In fact, based on a $100,000 income, the United States is 55th out of 114 countries with assessed income tax. Many countries supplement their income tax revenues with additional taxes such as a national sales tax, or value-added tax, also known as VAT. However, the United States does not do this; another factor into why Americans tend to pay less taxes than people in other parts of the world.
United States Tax Law and Policies
The United States has an intricate system of taxes. Citizens are liable to pay income taxes to the federal government, as well as their state governments (with the exception of the few states that do not collect income tax). Tax policies and laws are in place to spell out who pays taxes, how much they pay, the timeframes in which it needs to be paid, and how the money is used. Tax policy also includes penalties and punishment for those who lie about their income and tax liability or evade their taxes.

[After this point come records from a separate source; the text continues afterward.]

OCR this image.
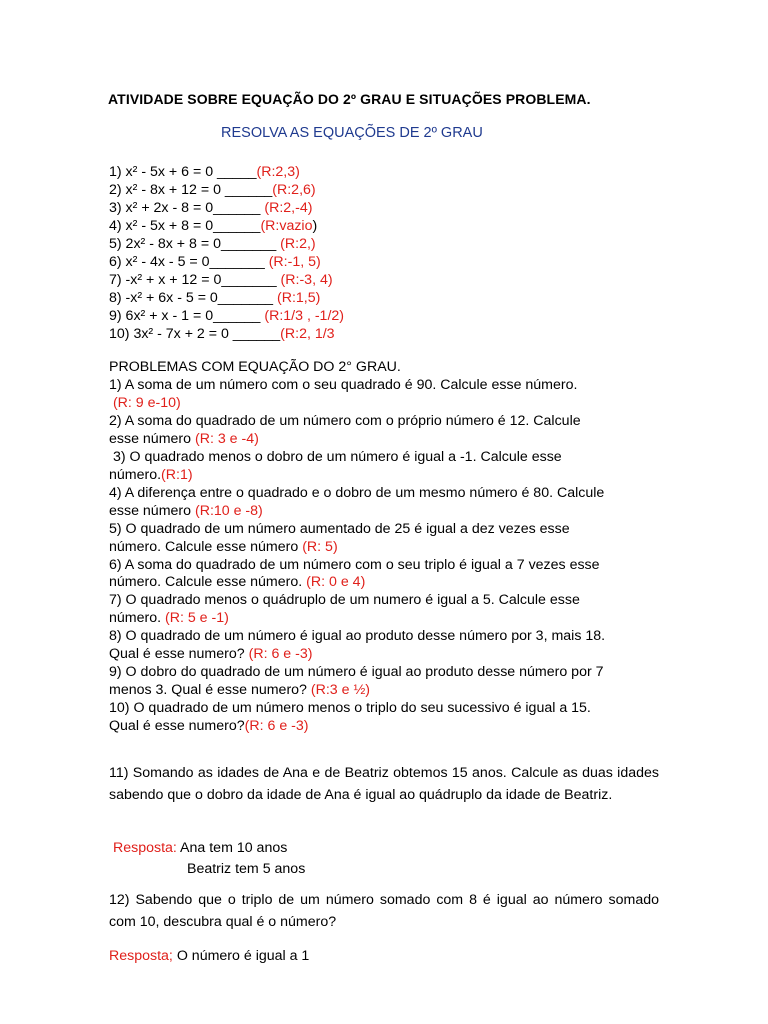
ATIVIDADE SOBRE EQUAÇÃO DO 2º GRAU E SITUAÇÕES PROBLEMA.
RESOLVA AS EQUAÇÕES DE 2º GRAU
1) x² - 5x + 6 = 0 _____(R:2,3)
2) x² - 8x + 12 = 0 ______(R:2,6)
3) x² + 2x - 8 = 0______ (R:2,-4)
4) x² - 5x + 8 = 0______(R:vazio)
5) 2x² - 8x + 8 = 0_______ (R:2,)
6) x² - 4x - 5 = 0_______ (R:-1, 5)
7) -x² + x + 12 = 0_______ (R:-3, 4)
8) -x² + 6x - 5 = 0_______ (R:1,5)
9) 6x² + x - 1 = 0______ (R:1/3 , -1/2)
10) 3x² - 7x + 2 = 0 ______(R:2, 1/3
PROBLEMAS COM EQUAÇÃO DO 2° GRAU.
1) A soma de um número com o seu quadrado é 90. Calcule esse número.
(R: 9 e-10)
2) A soma do quadrado de um número com o próprio número é 12. Calcule
esse número (R: 3 e -4)
3) O quadrado menos o dobro de um número é igual a -1. Calcule esse
número.(R:1)
4) A diferença entre o quadrado e o dobro de um mesmo número é 80. Calcule
esse número (R:10 e -8)
5) O quadrado de um número aumentado de 25 é igual a dez vezes esse
número. Calcule esse número (R: 5)
6) A soma do quadrado de um número com o seu triplo é igual a 7 vezes esse
número. Calcule esse número. (R: 0 e 4)
7) O quadrado menos o quádruplo de um numero é igual a 5. Calcule esse
número. (R: 5 e -1)
8) O quadrado de um número é igual ao produto desse número por 3, mais 18.
Qual é esse numero? (R: 6 e -3)
9) O dobro do quadrado de um número é igual ao produto desse número por 7
menos 3. Qual é esse numero? (R:3 e ½)
10) O quadrado de um número menos o triplo do seu sucessivo é igual a 15.
Qual é esse numero?(R: 6 e -3)
11) Somando as idades de Ana e de Beatriz obtemos 15 anos. Calcule as duas idades sabendo que o dobro da idade de Ana é igual ao quádruplo da idade de Beatriz.
Resposta: Ana tem 10 anos
Beatriz tem 5 anos
12) Sabendo que o triplo de um número somado com 8 é igual ao número somado com 10, descubra qual é o número?
Resposta; O número é igual a 1
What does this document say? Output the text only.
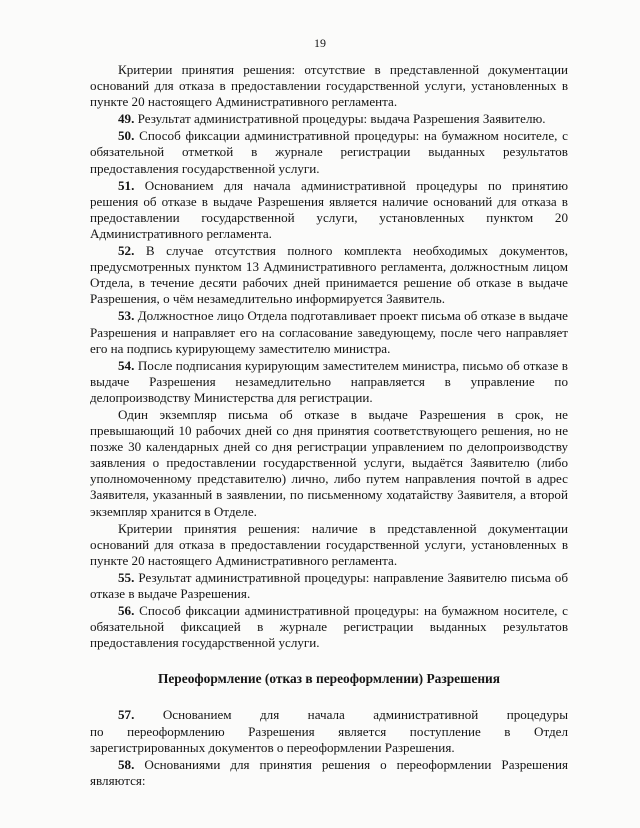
19

Критерии принятия решения: отсутствие в представленной документации оснований для отказа в предоставлении государственной услуги, установленных в пункте 20 настоящего Административного регламента.

49. Результат административной процедуры: выдача Разрешения Заявителю.

50. Способ фиксации административной процедуры: на бумажном носителе, с обязательной отметкой в журнале регистрации выданных результатов предоставления государственной услуги.

51. Основанием для начала административной процедуры по принятию решения об отказе в выдаче Разрешения является наличие оснований для отказа в предоставлении государственной услуги, установленных пунктом 20 Административного регламента.

52. В случае отсутствия полного комплекта необходимых документов, предусмотренных пунктом 13 Административного регламента, должностным лицом Отдела, в течение десяти рабочих дней принимается решение об отказе в выдаче Разрешения, о чём незамедлительно информируется Заявитель.

53. Должностное лицо Отдела подготавливает проект письма об отказе в выдаче Разрешения и направляет его на согласование заведующему, после чего направляет его на подпись курирующему заместителю министра.

54. После подписания курирующим заместителем министра, письмо об отказе в выдаче Разрешения незамедлительно направляется в управление по делопроизводству Министерства для регистрации.

Один экземпляр письма об отказе в выдаче Разрешения в срок, не превышающий 10 рабочих дней со дня принятия соответствующего решения, но не позже 30 календарных дней со дня регистрации управлением по делопроизводству заявления о предоставлении государственной услуги, выдаётся Заявителю (либо уполномоченному представителю) лично, либо путем направления почтой в адрес Заявителя, указанный в заявлении, по письменному ходатайству Заявителя, а второй экземпляр хранится в Отделе.

Критерии принятия решения: наличие в представленной документации оснований для отказа в предоставлении государственной услуги, установленных в пункте 20 настоящего Административного регламента.

55. Результат административной процедуры: направление Заявителю письма об отказе в выдаче Разрешения.

56. Способ фиксации административной процедуры: на бумажном носителе, с обязательной фиксацией в журнале регистрации выданных результатов предоставления государственной услуги.

Переоформление (отказ в переоформлении) Разрешения

57. Основанием для начала административной процедуры

по переоформлению Разрешения является поступление в Отдел

зарегистрированных документов о переоформлении Разрешения.

58. Основаниями для принятия решения о переоформлении Разрешения являются:
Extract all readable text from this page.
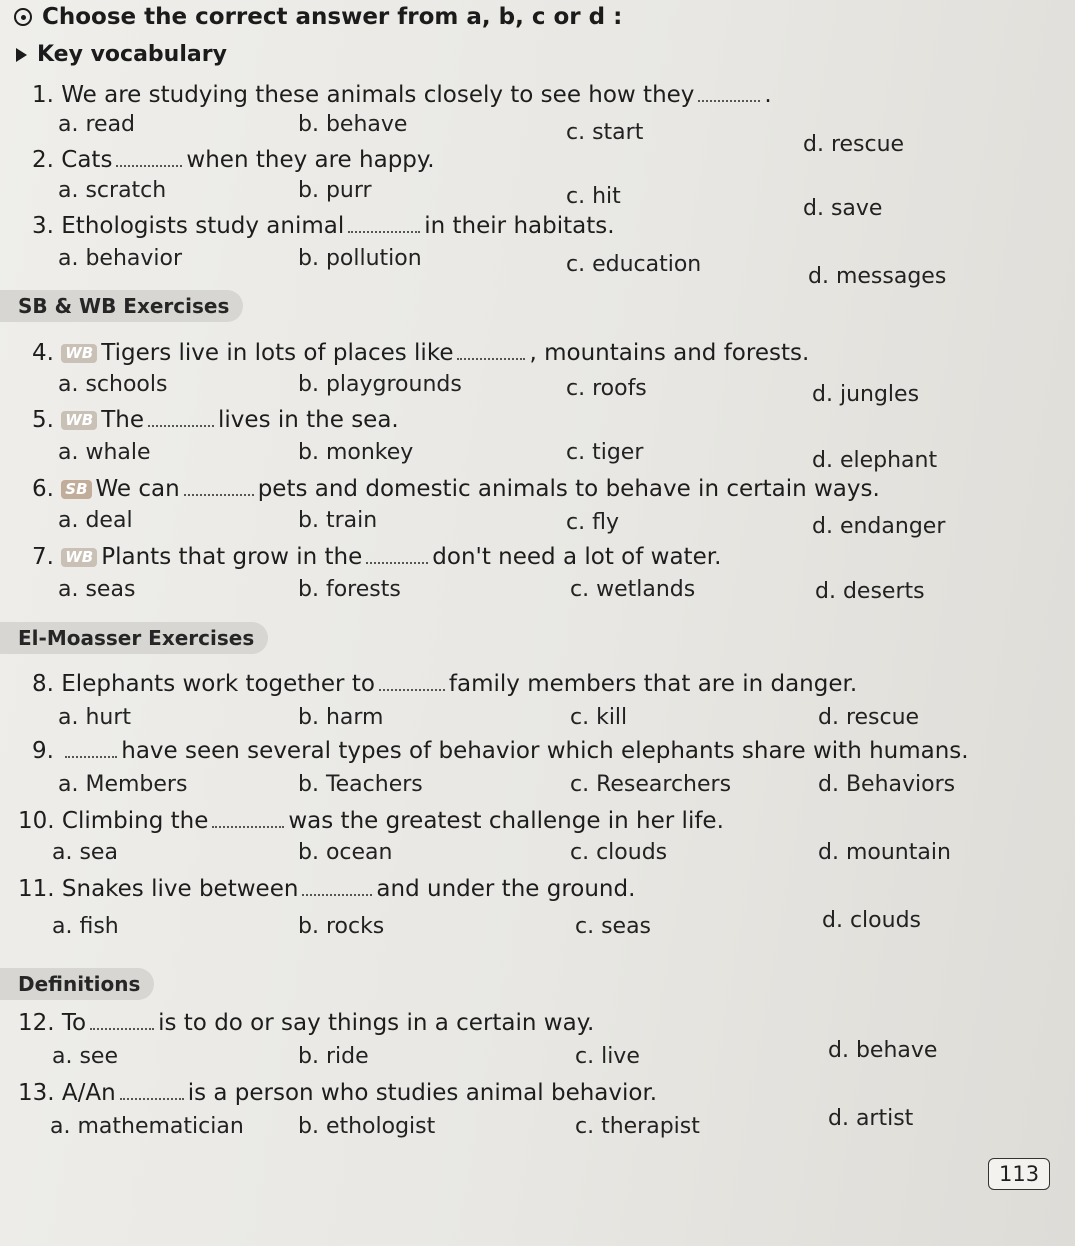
Choose the correct answer from a, b, c or d :
Key vocabulary
SB & WB Exercises
El-Moasser Exercises
Definitions
1. We are studying these animals closely to see how they	.
a. read	b. behave	c. start	d. rescue
2. Cats	when they are happy.
a. scratch	b. purr	c. hit	d. save
3. Ethologists study animal	in their habitats.
a. behavior	b. pollution	c. education	d. messages
4. WB Tigers live in lots of places like	, mountains and forests.
a. schools	b. playgrounds	c. roofs	d. jungles
5. WB The	lives in the sea.
a. whale	b. monkey	c. tiger	d. elephant
6. SB We can	pets and domestic animals to behave in certain ways.
a. deal	b. train	c. fly	d. endanger
7. WB Plants that grow in the	don't need a lot of water.
a. seas	b. forests	c. wetlands	d. deserts
8. Elephants work together to	family members that are in danger.
a. hurt	b. harm	c. kill	d. rescue
9.	have seen several types of behavior which elephants share with humans.
a. Members	b. Teachers	c. Researchers	d. Behaviors
10. Climbing the	was the greatest challenge in her life.
a. sea	b. ocean	c. clouds	d. mountain
11. Snakes live between	and under the ground.
a. fish	b. rocks	c. seas	d. clouds
12. To	is to do or say things in a certain way.
a. see	b. ride	c. live	d. behave
13. A/An	is a person who studies animal behavior.
a. mathematician b. ethologist	c. therapist	d. artist
113
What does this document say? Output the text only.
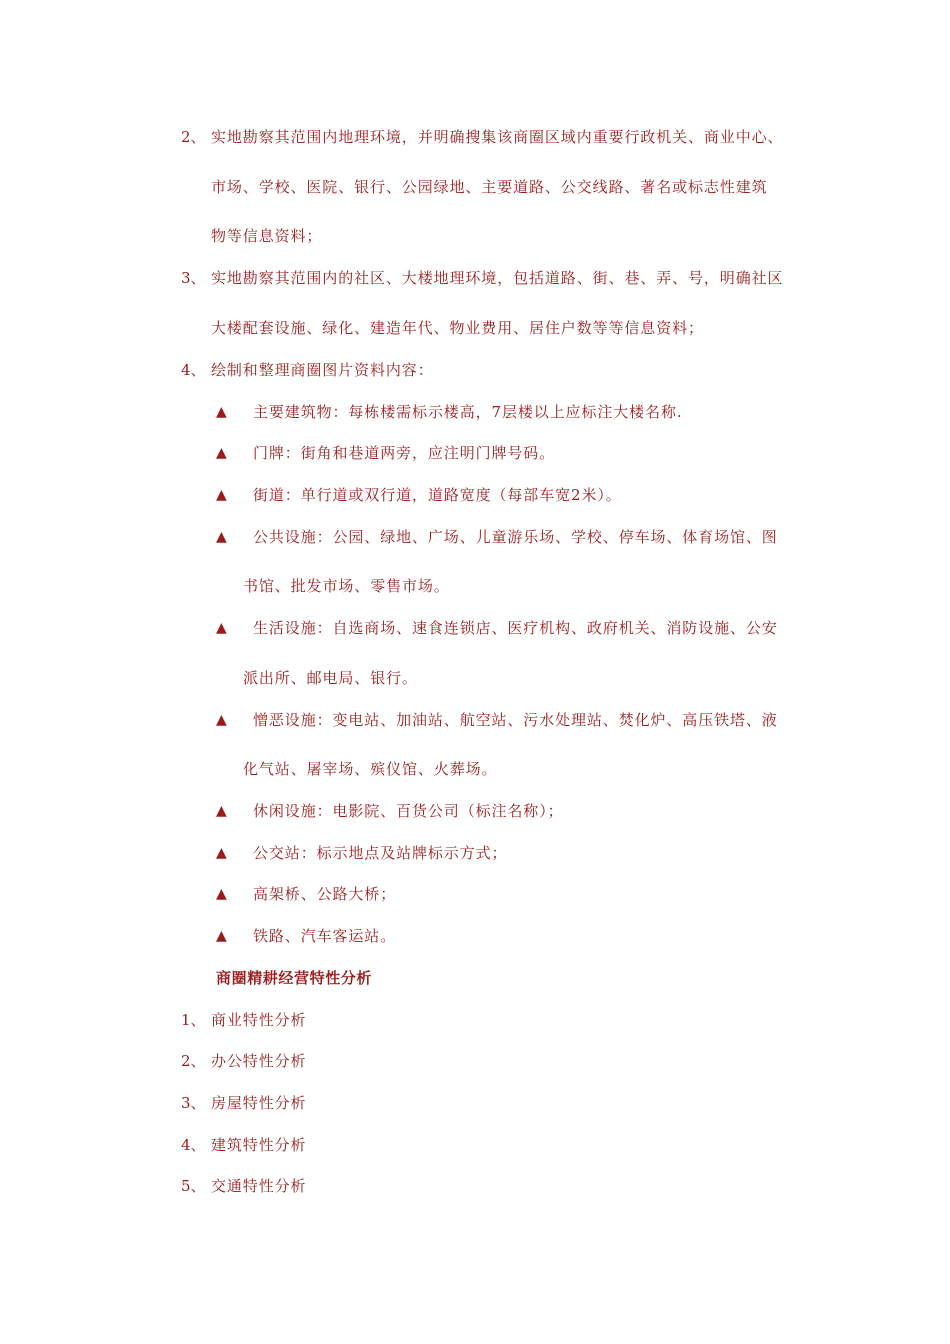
2、 实地勘察其范围内地理环境，并明确搜集该商圈区域内重要行政机关、商业中心、
市场、学校、医院、银行、公园绿地、主要道路、公交线路、著名或标志性建筑
物等信息资料；
3、 实地勘察其范围内的社区、大楼地理环境，包括道路、街、巷、弄、号，明确社区
大楼配套设施、绿化、建造年代、物业费用、居住户数等等信息资料；
4、 绘制和整理商圈图片资料内容：
▲ 主要建筑物：每栋楼需标示楼高，7层楼以上应标注大楼名称.
▲ 门牌：街角和巷道两旁，应注明门牌号码。
▲ 街道：单行道或双行道，道路宽度（每部车宽2米）。
▲ 公共设施：公园、绿地、广场、儿童游乐场、学校、停车场、体育场馆、图
书馆、批发市场、零售市场。
▲ 生活设施：自选商场、速食连锁店、医疗机构、政府机关、消防设施、公安
派出所、邮电局、银行。
▲ 憎恶设施：变电站、加油站、航空站、污水处理站、焚化炉、高压铁塔、液
化气站、屠宰场、殡仪馆、火葬场。
▲ 休闲设施：电影院、百货公司（标注名称）；
▲ 公交站：标示地点及站牌标示方式；
▲ 高架桥、公路大桥；
▲ 铁路、汽车客运站。
商圈精耕经营特性分析
1、 商业特性分析
2、 办公特性分析
3、 房屋特性分析
4、 建筑特性分析
5、 交通特性分析
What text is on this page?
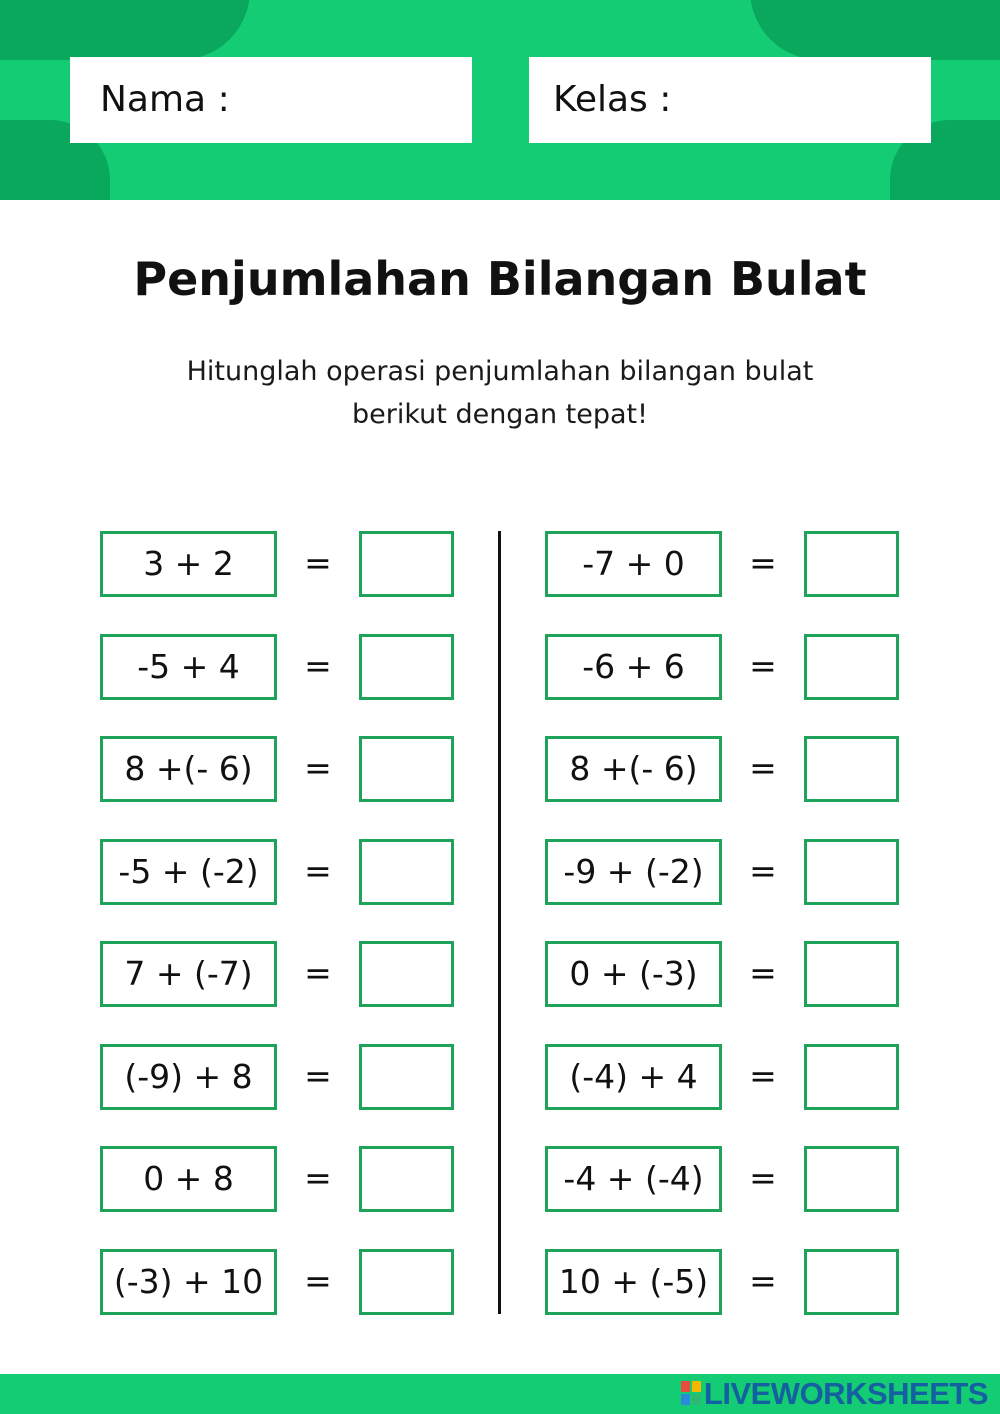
Nama :	Kelas :
Penjumlahan Bilangan Bulat

Hitunglah operasi penjumlahan bilangan bulat
berikut dengan tepat!

3 + 2	=
-5 + 4	=
8 +(- 6)	=
-5 + (-2)	=
7 + (-7)	=
(-9) + 8	=
0 + 8	=
(-3) + 10	=
-7 + 0	=
-6 + 6	=
8 +(- 6)	=
-9 + (-2)	=
0 + (-3)	=
(-4) + 4	=
-4 + (-4)	=
10 + (-5)	=
LIVEWORKSHEETS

Federal and state tax policies have gone through many changes since the year 2000, with the federal branch of government seeing the most changes. Between 2001 and 2006, many income tax cuts were voted on and enacted by congress and the President. Many of these cuts are still in full swing today. Most of the cuts made affected all payers in the system. In 2009, more tax cuts were enacted by a Democratic president and congress, aimed at low to middle income taxpayers. High-income tax payers saw their tax cuts come to an end in 2013.
High Earners, High Payers
The American income tax system and policies are set up so that we pay taxes progressively. This means that higher-wage earners will pay more in income tax and bear a high burden. While lower-wage earners will pay less in income tax and not have as much tax responsibility. Higher tax rates apply to higher income brackets, according to U.S. Tax policy. The United States tax code and policy also allows tax payers credits and deductions for many different qualifying factors, such as having children or other dependents, medical bills, business expenses, childcare, education, interest paid on home loans and many other miscellaneous credits.
Although income tax will likely continue to make the old death and taxes cliché ring true, Americans may not be correct in thinking they are being taxed to death. Income tax is likely here to stay for our country; however, the policies that govern the ins and outs of taxes are ever-changing.